Configuring plugins on Ingress resources
We will associate the KongClusterPlugin resource with the two Ingress resources
that we previously created:
$ kubectl patch ingress -n httpbin httpbin-app -p '{"metadata":{"annotations":{"konghq.com/plugins":"add-response-header"}}}'
ingress.extensions/httpbin-app patched
$ kubectl patch ingress -n echo echo-app -p '{"metadata":{"annotations":{"konghq.com/plugins":"add-response-header"}}}'
ingress.extensions/echo-app patched
Here, we are asking the Kubernetes Ingress Controller to execute the response-transformer plugin whenever a request matching any of the above two Ingress rules is processed.
Let’s test it out:
curl -i $PROXY_IP/foo/status/200
HTTP/1.1 200 OK
Content-Type: text/html; charset=utf-8
Content-Length: 9593
Connection: keep-alive
Server: gunicorn/19.9.0
Access-Control-Allow-Origin: *
Access-Control-Allow-Credentials: true
demo: injected-by-kong
X-Kong-Upstream-Latency: 2
X-Kong-Proxy-Latency: 1
Via: kong/1.2.1
$ curl -I $PROXY_IP/bar
HTTP/1.1 200 OK
Content-Type: text/plain; charset=UTF-8
Connection: keep-alive
Server: echoserver
demo: injected-by-kong
X-Kong-Upstream-Latency: 2
X-Kong-Proxy-Latency: 1
Via: kong/1.2.1
As can be seen in the output, the demo header is injected by Kong when
the request matches the Ingress rules defined in our two Ingress rules.

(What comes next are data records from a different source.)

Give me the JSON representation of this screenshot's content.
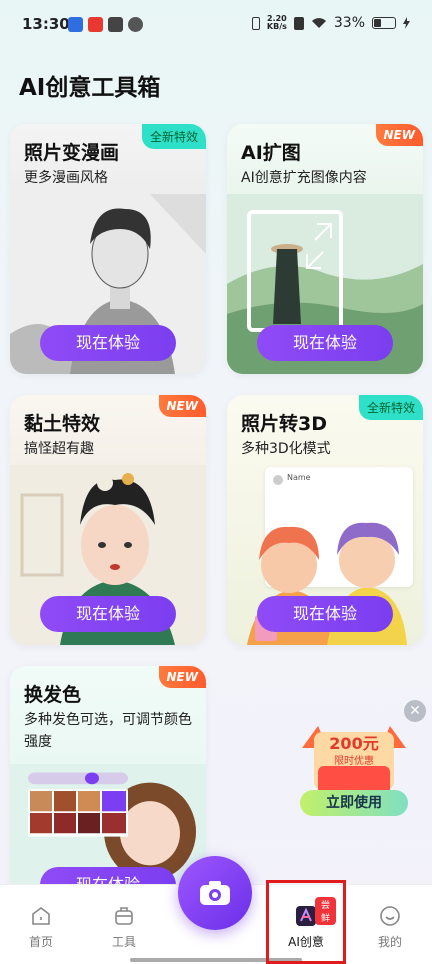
{
  "status_bar": {
    "time": "13:30",
    "net_speed_value": "2.20",
    "net_speed_unit": "KB/s",
    "battery": "33%",
    "battery_level": 0.33
  },
  "page": {
    "title": "AI创意工具箱"
  },
  "cards": [
    {
      "title": "照片变漫画",
      "subtitle": "更多漫画风格",
      "badge": "全新特效",
      "button": "现在体验"
    },
    {
      "title": "AI扩图",
      "subtitle": "AI创意扩充图像内容",
      "badge": "NEW",
      "button": "现在体验"
    },
    {
      "title": "黏土特效",
      "subtitle": "搞怪超有趣",
      "badge": "NEW",
      "button": "现在体验"
    },
    {
      "title": "照片转3D",
      "subtitle": "多种3D化模式",
      "badge": "全新特效",
      "button": "现在体验",
      "mock_name": "Name"
    },
    {
      "title": "换发色",
      "subtitle": "多种发色可选，可调节颜色强度",
      "badge": "NEW",
      "button": "现在体验"
    }
  ],
  "promo": {
    "amount": "200元",
    "caption": "限时优惠",
    "button": "立即使用"
  },
  "bottom_nav": {
    "items": [
      {
        "label": "首页",
        "icon": "home-icon"
      },
      {
        "label": "工具",
        "icon": "toolbox-icon"
      },
      {
        "label": "AI创意",
        "icon": "ai-creative-icon",
        "tag": "尝鲜"
      },
      {
        "label": "我的",
        "icon": "profile-icon"
      }
    ]
  },
  "colors": {
    "accent_purple": "#7b3ef0",
    "badge_teal": "#2fe0c8",
    "badge_orange": "#ff5b2d",
    "highlight_red": "#e01b1b"
  }
}
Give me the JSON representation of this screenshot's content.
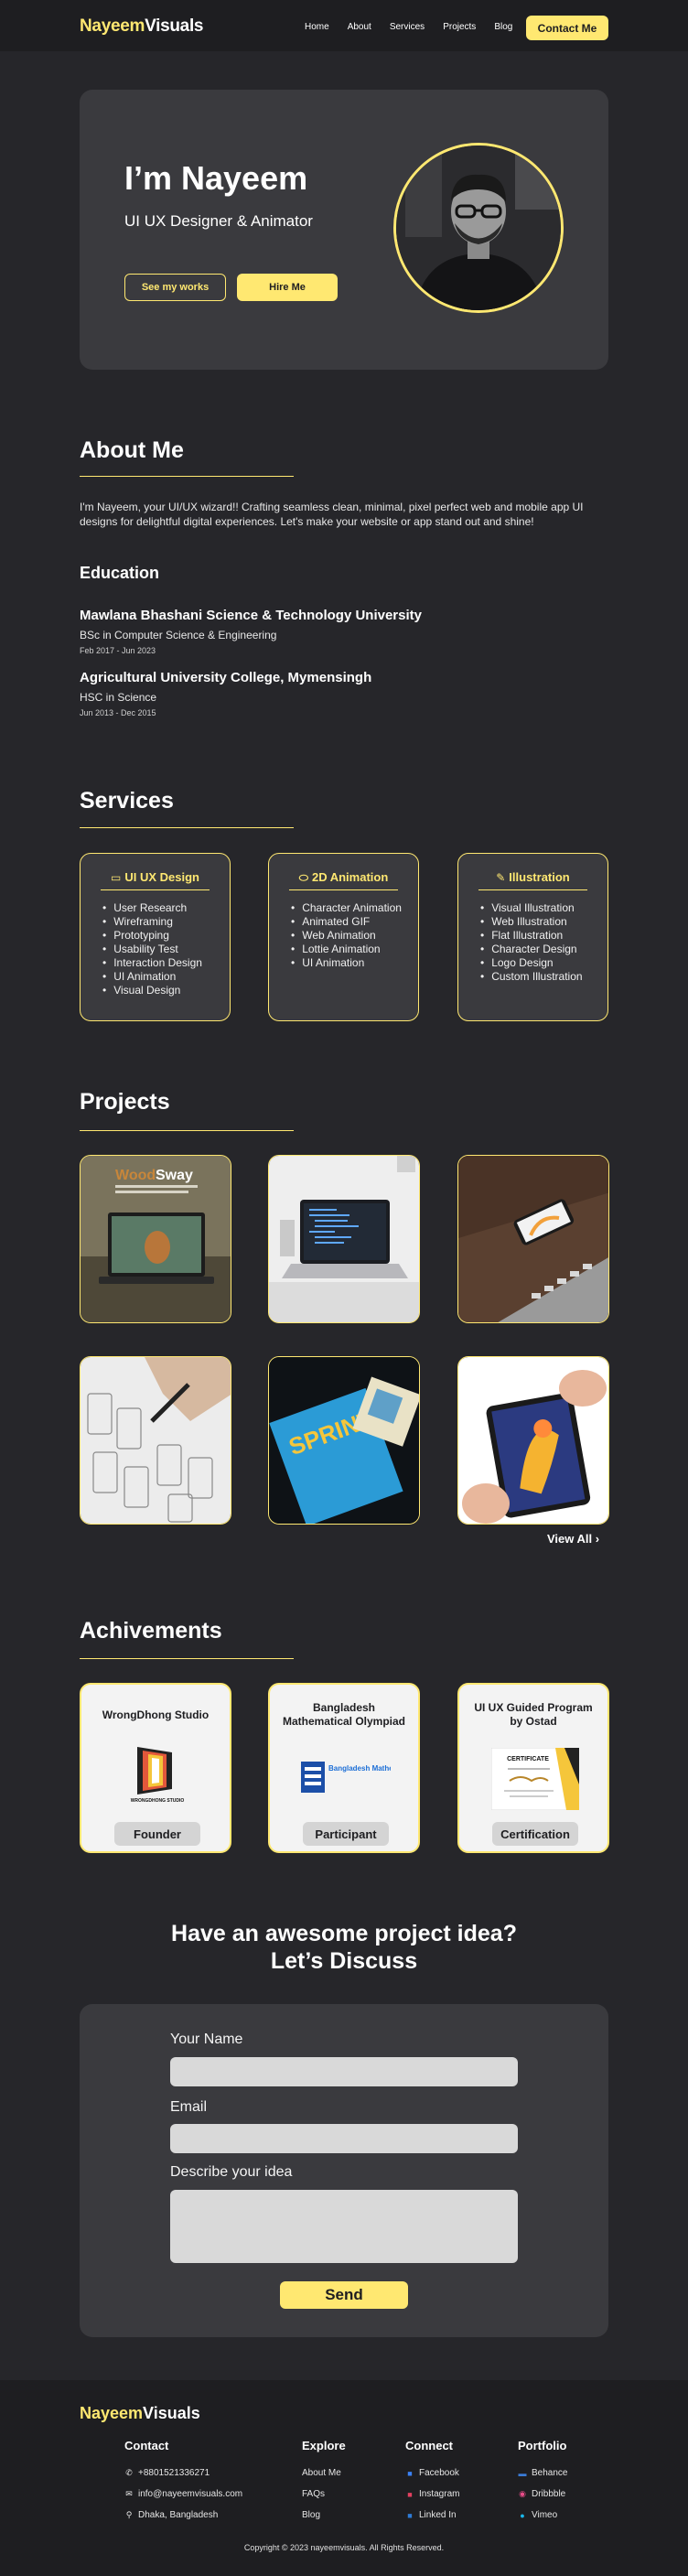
{
  "nav": {
    "logo_part1": "Nayeem",
    "logo_part2": "Visuals",
    "links": [
      "Home",
      "About",
      "Services",
      "Projects",
      "Blog"
    ],
    "contact_label": "Contact Me"
  },
  "hero": {
    "title": "I’m Nayeem",
    "subtitle": "UI UX Designer & Animator",
    "works_label": "See my works",
    "hire_label": "Hire Me"
  },
  "about": {
    "heading": "About Me",
    "text": "I'm Nayeem, your UI/UX wizard!! Crafting seamless clean, minimal, pixel perfect web and mobile app UI designs for delightful digital experiences. Let's make your website or app stand out and shine!",
    "education_heading": "Education",
    "education": [
      {
        "school": "Mawlana Bhashani Science & Technology University",
        "degree": "BSc in Computer Science & Engineering",
        "dates": "Feb 2017 - Jun 2023"
      },
      {
        "school": "Agricultural University College, Mymensingh",
        "degree": "HSC in Science",
        "dates": "Jun 2013 - Dec 2015"
      }
    ]
  },
  "services": {
    "heading": "Services",
    "cards": [
      {
        "title": "UI UX Design",
        "icon": "monitor-icon",
        "items": [
          "User Research",
          "Wireframing",
          "Prototyping",
          "Usability Test",
          "Interaction Design",
          "UI Animation",
          "Visual Design"
        ]
      },
      {
        "title": "2D Animation",
        "icon": "pill-icon",
        "items": [
          "Character Animation",
          "Animated GIF",
          "Web Animation",
          "Lottie Animation",
          "UI Animation"
        ]
      },
      {
        "title": "Illustration",
        "icon": "brush-icon",
        "items": [
          "Visual Illustration",
          "Web Illustration",
          "Flat Illustration",
          "Character Design",
          "Logo Design",
          "Custom Illustration"
        ]
      }
    ]
  },
  "projects": {
    "heading": "Projects",
    "thumb1_brand_a": "Wood",
    "thumb1_brand_b": "Sway",
    "thumb5_text": "SPRINT",
    "view_all": "View All"
  },
  "achievements": {
    "heading": "Achivements",
    "cards": [
      {
        "title": "WrongDhong Studio",
        "logo_text": "WRONGDHONG STUDIO",
        "badge": "Founder"
      },
      {
        "title": "Bangladesh Mathematical Olympiad",
        "logo_text": "Bangladesh Mathematical Olympiad",
        "badge": "Participant"
      },
      {
        "title": "UI UX Guided Program by Ostad",
        "logo_text": "CERTIFICATE",
        "badge": "Certification"
      }
    ]
  },
  "contact": {
    "cta_line1": "Have an awesome project idea?",
    "cta_line2": "Let’s Discuss",
    "name_label": "Your Name",
    "email_label": "Email",
    "idea_label": "Describe your idea",
    "send_label": "Send"
  },
  "footer": {
    "contact_heading": "Contact",
    "phone": "+8801521336271",
    "email": "info@nayeemvisuals.com",
    "location": "Dhaka, Bangladesh",
    "explore_heading": "Explore",
    "explore": [
      "About Me",
      "FAQs",
      "Blog"
    ],
    "connect_heading": "Connect",
    "connect": [
      "Facebook",
      "Instagram",
      "Linked In"
    ],
    "portfolio_heading": "Portfolio",
    "portfolio": [
      "Behance",
      "Dribbble",
      "Vimeo"
    ],
    "copyright": "Copyright © 2023 nayeemvisuals. All Rights Reserved."
  },
  "colors": {
    "accent": "#ffe871",
    "background": "#26262a",
    "card": "#3a3a3e",
    "nav": "#1e1e21"
  }
}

Updating plugin configuration
Now, let’s update the plugin configuration to change the header value from
injected-by-kong to injected-by-kong-for-kubernetes:
$ echo '
apiVersion: configuration.konghq.com/v1
kind: KongClusterPlugin
metadata:
name: add-response-header
annotations:
kubernetes.io/ingress.class: kong
config:
add:
headers:
- "demo: injected-by-kong-for-kubernetes"
plugin: response-transformer
' | kubectl apply -f -
kongclusterplugin.configuration.konghq.com/add-response-header configured
If you repeat the requests from the last step, you will see Kong now responds with updated header value.
This guides demonstrates how plugin configuration can be shared across services running in different namespaces. This can prove to be useful if the persona controlling the plugin configuration is different from service owners that are responsible for the Service and Ingress resources in Kubernetes.